What I have done
I'm using the DQN Algorithm in Stable Baselines 3 for a two players board type game. In this game, 40 moves are available, but once one is made, it can't be done again.
I trained my first model with an opponent which would choose randomly its move. If an invalid move is made by the model, I give a negative reward equal to the max score one can obtain and stop the game.
The issue
Once it's was done, I trained a new model against the one I obtained with the first run. Unfortunately, ultimately, the training process gets blocked as the opponent seems to loop an invalid move. Which means that, with all I've tried in the first training, the first model still predicts invalid moves. Here's the code for the "dumb" opponent :
while(self.dumb_turn):
#The opponent chooses a move
chosen_line, _states = model2.predict(self.state, deterministic=True)

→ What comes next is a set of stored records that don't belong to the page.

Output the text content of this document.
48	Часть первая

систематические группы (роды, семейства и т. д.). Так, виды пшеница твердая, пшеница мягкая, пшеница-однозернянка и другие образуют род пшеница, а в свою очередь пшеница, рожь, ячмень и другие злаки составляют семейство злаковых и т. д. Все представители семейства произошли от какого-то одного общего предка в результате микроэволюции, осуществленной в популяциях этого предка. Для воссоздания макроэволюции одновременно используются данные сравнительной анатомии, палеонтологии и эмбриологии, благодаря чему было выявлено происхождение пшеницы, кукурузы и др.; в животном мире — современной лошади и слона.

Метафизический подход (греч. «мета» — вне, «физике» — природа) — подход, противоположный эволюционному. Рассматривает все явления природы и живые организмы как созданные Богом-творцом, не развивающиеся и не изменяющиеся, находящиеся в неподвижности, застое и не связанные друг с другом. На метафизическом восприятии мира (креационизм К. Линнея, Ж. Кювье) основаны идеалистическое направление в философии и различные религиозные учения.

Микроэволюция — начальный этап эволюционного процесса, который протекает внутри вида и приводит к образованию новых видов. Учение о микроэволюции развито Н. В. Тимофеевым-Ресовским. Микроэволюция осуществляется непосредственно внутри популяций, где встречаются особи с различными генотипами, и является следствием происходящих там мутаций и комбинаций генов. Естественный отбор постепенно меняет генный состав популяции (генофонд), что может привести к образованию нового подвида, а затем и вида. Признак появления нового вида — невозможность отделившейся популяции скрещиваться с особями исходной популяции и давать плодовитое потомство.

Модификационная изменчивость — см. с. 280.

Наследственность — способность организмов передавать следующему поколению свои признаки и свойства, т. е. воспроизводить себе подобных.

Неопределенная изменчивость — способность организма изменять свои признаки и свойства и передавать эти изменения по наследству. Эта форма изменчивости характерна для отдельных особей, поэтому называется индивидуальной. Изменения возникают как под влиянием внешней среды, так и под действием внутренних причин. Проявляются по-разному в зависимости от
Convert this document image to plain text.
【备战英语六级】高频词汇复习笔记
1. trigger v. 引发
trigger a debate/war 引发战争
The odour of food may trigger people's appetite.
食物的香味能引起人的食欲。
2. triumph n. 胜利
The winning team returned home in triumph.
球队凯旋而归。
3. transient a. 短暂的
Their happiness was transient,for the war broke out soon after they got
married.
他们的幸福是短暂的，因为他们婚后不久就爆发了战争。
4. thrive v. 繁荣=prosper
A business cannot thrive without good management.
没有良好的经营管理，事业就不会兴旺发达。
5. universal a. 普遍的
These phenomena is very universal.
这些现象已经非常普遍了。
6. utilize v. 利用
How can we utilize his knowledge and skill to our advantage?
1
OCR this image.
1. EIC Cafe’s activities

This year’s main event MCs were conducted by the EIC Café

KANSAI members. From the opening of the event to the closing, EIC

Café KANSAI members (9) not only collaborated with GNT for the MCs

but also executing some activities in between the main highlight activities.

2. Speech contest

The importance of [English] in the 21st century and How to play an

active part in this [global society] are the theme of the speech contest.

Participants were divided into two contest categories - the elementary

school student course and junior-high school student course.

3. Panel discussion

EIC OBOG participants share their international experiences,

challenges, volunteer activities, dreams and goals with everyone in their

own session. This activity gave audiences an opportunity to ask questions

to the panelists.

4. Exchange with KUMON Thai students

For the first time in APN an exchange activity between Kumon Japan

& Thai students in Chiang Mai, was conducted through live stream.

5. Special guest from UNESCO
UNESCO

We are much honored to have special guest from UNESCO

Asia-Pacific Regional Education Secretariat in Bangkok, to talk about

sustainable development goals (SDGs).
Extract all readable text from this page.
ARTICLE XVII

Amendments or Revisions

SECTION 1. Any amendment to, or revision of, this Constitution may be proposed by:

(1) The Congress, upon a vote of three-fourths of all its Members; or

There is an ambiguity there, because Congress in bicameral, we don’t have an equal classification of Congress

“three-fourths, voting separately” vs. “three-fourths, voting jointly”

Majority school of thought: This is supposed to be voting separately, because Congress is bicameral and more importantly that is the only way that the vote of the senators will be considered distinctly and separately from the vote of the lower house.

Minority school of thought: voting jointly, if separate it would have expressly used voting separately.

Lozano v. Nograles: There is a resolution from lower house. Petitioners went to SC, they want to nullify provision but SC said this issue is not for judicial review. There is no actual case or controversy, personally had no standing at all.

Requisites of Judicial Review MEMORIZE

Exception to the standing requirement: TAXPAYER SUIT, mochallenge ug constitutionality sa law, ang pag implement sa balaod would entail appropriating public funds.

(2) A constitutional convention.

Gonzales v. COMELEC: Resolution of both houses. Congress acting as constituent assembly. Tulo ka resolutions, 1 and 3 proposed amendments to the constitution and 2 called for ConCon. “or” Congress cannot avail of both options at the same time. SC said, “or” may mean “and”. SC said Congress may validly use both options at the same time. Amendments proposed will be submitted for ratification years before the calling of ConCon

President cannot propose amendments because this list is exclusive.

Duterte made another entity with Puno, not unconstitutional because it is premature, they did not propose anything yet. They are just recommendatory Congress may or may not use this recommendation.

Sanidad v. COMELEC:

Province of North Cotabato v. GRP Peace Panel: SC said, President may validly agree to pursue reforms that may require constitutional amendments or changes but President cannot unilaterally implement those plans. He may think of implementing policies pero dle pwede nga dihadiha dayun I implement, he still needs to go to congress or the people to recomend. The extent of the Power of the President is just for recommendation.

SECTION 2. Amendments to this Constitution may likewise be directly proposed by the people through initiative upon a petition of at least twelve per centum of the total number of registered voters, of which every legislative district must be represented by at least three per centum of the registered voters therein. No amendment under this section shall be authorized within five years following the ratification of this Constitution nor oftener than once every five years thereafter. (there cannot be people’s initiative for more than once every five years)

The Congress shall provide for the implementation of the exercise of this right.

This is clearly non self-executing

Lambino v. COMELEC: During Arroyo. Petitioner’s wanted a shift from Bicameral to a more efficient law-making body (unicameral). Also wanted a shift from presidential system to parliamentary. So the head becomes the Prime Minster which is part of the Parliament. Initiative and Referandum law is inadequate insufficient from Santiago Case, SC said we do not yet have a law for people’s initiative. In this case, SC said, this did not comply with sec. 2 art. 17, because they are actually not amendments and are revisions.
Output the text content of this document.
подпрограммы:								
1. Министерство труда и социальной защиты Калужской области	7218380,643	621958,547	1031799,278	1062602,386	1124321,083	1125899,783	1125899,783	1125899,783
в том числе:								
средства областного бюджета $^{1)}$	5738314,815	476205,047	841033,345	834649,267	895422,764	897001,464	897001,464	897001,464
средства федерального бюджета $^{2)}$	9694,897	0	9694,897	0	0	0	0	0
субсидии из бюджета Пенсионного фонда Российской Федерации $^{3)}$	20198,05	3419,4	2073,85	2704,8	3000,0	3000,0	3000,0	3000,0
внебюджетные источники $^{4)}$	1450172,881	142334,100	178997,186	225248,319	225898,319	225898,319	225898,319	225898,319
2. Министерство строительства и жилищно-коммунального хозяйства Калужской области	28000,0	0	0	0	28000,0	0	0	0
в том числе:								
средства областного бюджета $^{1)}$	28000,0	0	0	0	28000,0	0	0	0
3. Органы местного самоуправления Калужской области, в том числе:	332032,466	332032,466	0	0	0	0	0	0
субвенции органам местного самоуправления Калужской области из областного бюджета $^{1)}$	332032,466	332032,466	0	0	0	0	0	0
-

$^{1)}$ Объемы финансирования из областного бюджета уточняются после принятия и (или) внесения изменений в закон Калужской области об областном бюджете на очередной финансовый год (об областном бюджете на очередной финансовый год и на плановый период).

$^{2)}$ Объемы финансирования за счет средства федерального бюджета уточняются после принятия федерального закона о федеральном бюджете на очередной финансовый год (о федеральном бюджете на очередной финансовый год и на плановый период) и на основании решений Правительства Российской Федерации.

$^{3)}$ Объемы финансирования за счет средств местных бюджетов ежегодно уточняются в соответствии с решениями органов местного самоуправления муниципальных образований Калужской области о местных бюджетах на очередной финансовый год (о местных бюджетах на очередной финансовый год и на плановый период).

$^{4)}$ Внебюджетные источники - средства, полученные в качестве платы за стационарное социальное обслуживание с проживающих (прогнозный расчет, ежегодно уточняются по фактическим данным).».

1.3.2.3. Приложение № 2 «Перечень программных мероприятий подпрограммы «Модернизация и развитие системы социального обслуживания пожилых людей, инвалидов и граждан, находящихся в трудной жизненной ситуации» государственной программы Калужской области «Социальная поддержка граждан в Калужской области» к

#We check if the move is valid or not
while(line_exist(chosen_line, self.state)):
chosen_line, _states = model2.predict(self.state, deterministic=True)
#Once a good move is made, we registered it as a move and add it to the space state
self.state[chosen_line]=1
What I would like to do but don't know how
A solution would be to set manually the Q-values to -inf for the invalid moves so that the opponent avoid those moves, and the training algorithm does not get stuck. I've been told how to access to these values :
import torch as th
from stable_baselines3 import DQN
model = DQN("MlpPolicy", "CartPole-v1")
env = model.get_env()
obs = env.reset()
with th.no_grad():
obs_tensor, _ = model.q_net.obs_to_tensor(obs)
q_values = model.q_net(obs_tensor)
But I don't know how to set them to -infinity.
If somebody could help me, I would be very grateful.